Released on December 21st, Mary Queen of Scots chronicles the 16th-century conflict between Mary Stuart and Queen Elizabeth I. The film opens with a brief backstory: Mary Stuart was born to the Scottish King James V but spent most of her childhood in France and married a French nobleman at fifteen. Widowed by the age of eighteen, Mary returned to Scotland to claim her throne. At that time, her first cousin once removed, Queen Elizabeth I, reigned over England and Ireland.
The film features a talented cast: three-time Oscar nominee Saoirse Ronan portrays Mary, Oscar nominee Margot Robbie plays Elizabeth, and Doctor Who star David Tennant is almost unrecognizable as Protestant cleric John Knox.
Unfortunately, director Josie Rourke, who previously only directed theater, doesn’t give her capable actors the best material. Viewers who are familiar with the history behind the story will be dissatisfied, as will viewers who know nothing about Mary or Elizabeth. There is no way to win.
As do many period dramas, Rourke’s adaptation takes significant liberties with the facts. Considering she spent nearly her entire childhood in France, Mary would not have returned to Scotland with such a distinct Scottish accent (though Ronan’s Scottish accent is spot-on). The climax of the film – a scene in which Mary and Elizabeth meet in person – never occurred in reality. History buffs who are bothered by historical inaccuracies should stay away from this film.
On the other hand, viewers who don’t know much about this era will be confused, since many key details are glossed over. Mary was a Catholic and Elizabeth was a Protestant; the intense division between Catholics and Protestants at that time was a significant reason people despised one queen or the other. While Mary was indeed intent on taking Elizabeth’s throne and claiming England for herself, Rourke portrays this conflict as a feud between celebrities rather than the nuanced religious and political conflict it was.
It’s not surprising that the film is mainly about Mary given the title, but as a consequence, Elizabeth’s side to the story is underdeveloped. Elizabeth’s refusal to wed isn’t well-explained, and she vacillates between support for and distrust of Mary without clear reasoning. Seeing Elizabeth’s side more fully would have in turn provided a deeper understanding of Mary and the conflict between the two queens.
That’s not to say that the film has no redeeming qualities.

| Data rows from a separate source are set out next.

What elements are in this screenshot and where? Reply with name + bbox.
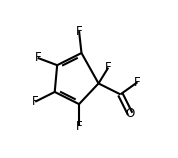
Text: F: F bbox=[32, 95, 39, 108]
Text: F: F bbox=[76, 119, 82, 133]
Text: F: F bbox=[34, 51, 41, 64]
Text: F: F bbox=[76, 25, 82, 38]
Text: F: F bbox=[105, 61, 112, 74]
Text: O: O bbox=[125, 107, 135, 120]
Text: F: F bbox=[134, 76, 141, 89]
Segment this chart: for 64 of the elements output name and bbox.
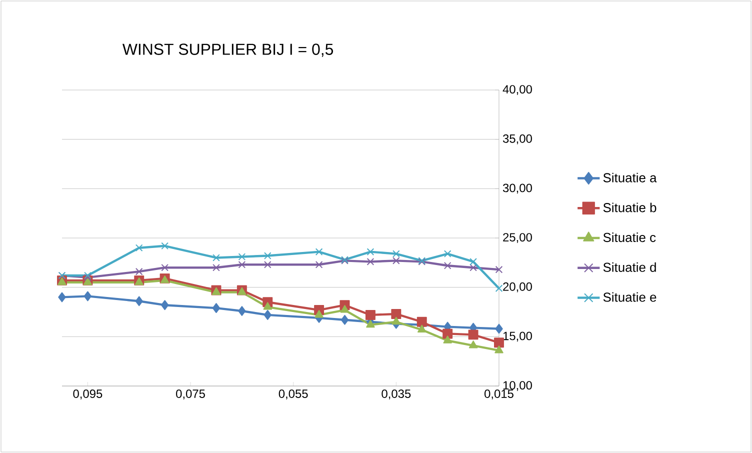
point — [315, 260, 323, 268]
point — [314, 310, 324, 318]
point — [495, 284, 503, 292]
point — [238, 260, 246, 268]
x-tick-label: 0,095 — [73, 390, 102, 400]
point — [495, 324, 503, 334]
x-tick-label: 0,035 — [382, 390, 411, 400]
point — [494, 338, 504, 348]
point — [58, 292, 66, 302]
point — [444, 262, 452, 270]
x-tick-label: 0,055 — [278, 390, 308, 400]
point — [238, 253, 246, 260]
point — [494, 345, 504, 354]
point — [442, 328, 453, 339]
point — [135, 244, 143, 252]
point — [263, 302, 272, 310]
y-tick-label: 15,00 — [503, 332, 532, 342]
point — [392, 257, 400, 264]
point — [366, 258, 374, 266]
point — [470, 258, 477, 266]
chart-title: WINST SUPPLIER BIJ I = 0,5 — [122, 44, 334, 57]
point — [264, 310, 272, 320]
legend-label: Situatie d — [603, 262, 656, 272]
point — [84, 291, 92, 302]
legend-label: Situatie a — [603, 172, 657, 182]
point — [365, 310, 376, 320]
point — [212, 303, 220, 314]
point — [340, 305, 350, 313]
y-tick-label: 30,00 — [502, 184, 532, 194]
x-tick-label: 0,015 — [484, 390, 514, 400]
point — [366, 320, 375, 328]
point — [417, 324, 426, 332]
point — [238, 306, 246, 316]
point — [135, 296, 143, 306]
y-tick-label: 20,00 — [503, 282, 532, 292]
point — [160, 300, 169, 310]
point — [212, 264, 220, 272]
point — [161, 264, 168, 272]
legend-label: Situatie c — [603, 232, 656, 242]
point — [212, 254, 220, 262]
point — [161, 242, 168, 250]
point — [315, 248, 323, 256]
point — [366, 248, 374, 256]
y-tick-label: 35,00 — [502, 134, 532, 144]
point — [264, 260, 272, 268]
point — [443, 336, 452, 344]
point — [392, 316, 401, 325]
legend-label: Situatie b — [603, 202, 656, 212]
y-tick-label: 40,00 — [502, 85, 532, 95]
point — [468, 330, 478, 340]
legend-label: Situatie e — [603, 292, 656, 302]
point — [391, 308, 402, 319]
point — [470, 264, 477, 272]
point — [264, 252, 272, 260]
point — [495, 266, 503, 274]
point — [392, 250, 400, 258]
point — [416, 316, 427, 327]
point — [340, 314, 349, 325]
point — [468, 340, 478, 348]
y-tick-label: 10,00 — [503, 381, 532, 391]
point — [135, 268, 143, 276]
x-tick-label: 0,075 — [176, 390, 205, 400]
y-tick-label: 25,00 — [503, 233, 532, 243]
point — [444, 250, 452, 258]
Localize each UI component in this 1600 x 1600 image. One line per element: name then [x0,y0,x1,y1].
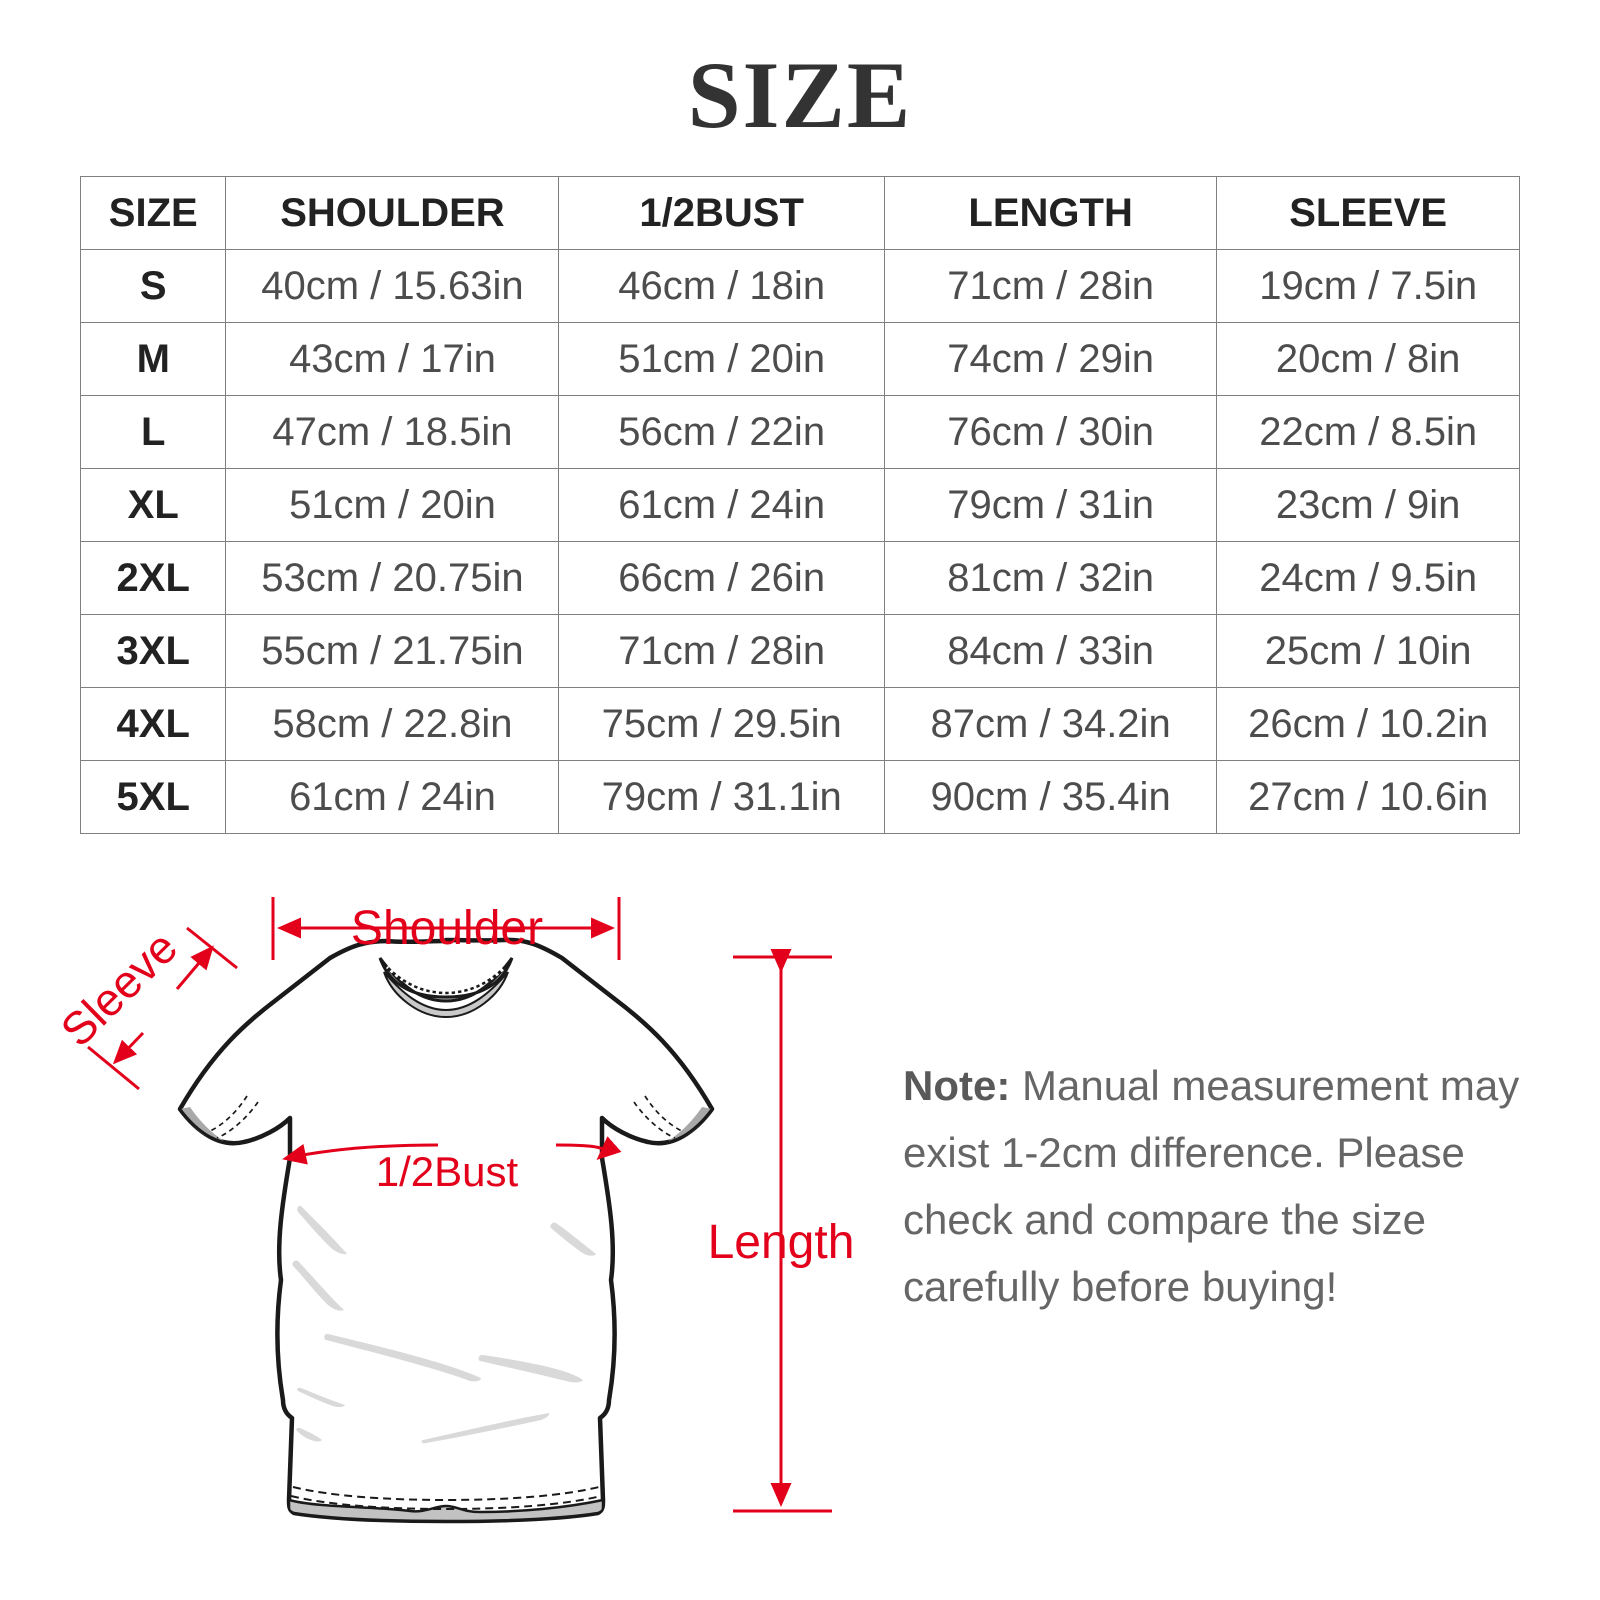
svg-text:Shoulder: Shoulder [351,902,543,955]
svg-text:1/2Bust: 1/2Bust [376,1148,519,1195]
svg-text:Sleeve: Sleeve [50,921,187,1057]
svg-text:Length: Length [708,1216,855,1269]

Thanks to Rourke’s theater background, the costumes, makeup, and sets are beautiful. A prosthetic nose and realistic-looking smallpox make Margot Robbie look much like Elizabeth.
The strong female friendships are also a welcome surprise. Mary’s relationship with her ladies-in-waiting is reminiscent of many modern-day female friendships; the young women giggle and gossip and ask for advice on men.
But aside from this small portrait of sisterhood, one viewer commented that the film has “no redeemable characters.” While political deceit is to be expected, the characters simply aren’t decent people. Mary’s second husband, Lord Darnley – who was also her first cousin, which the film does not mention – is a drunkard who hits Mary and displays little respect for her. He betrays his wife on two significant occasions, making him perhaps an even scarier rival than Elizabeth is.
All in all, if political soap operas are your cup of tea, then Mary Queen of Scots is a worthwhile film to see. There’s plenty of violence and sex to warrant the movie’s R rating, and the actors do an excellent job with the material they’re given. But if you’re looking for a compelling, enlightening historical drama, stick to the History channel, or wait until the film is released on streaming services.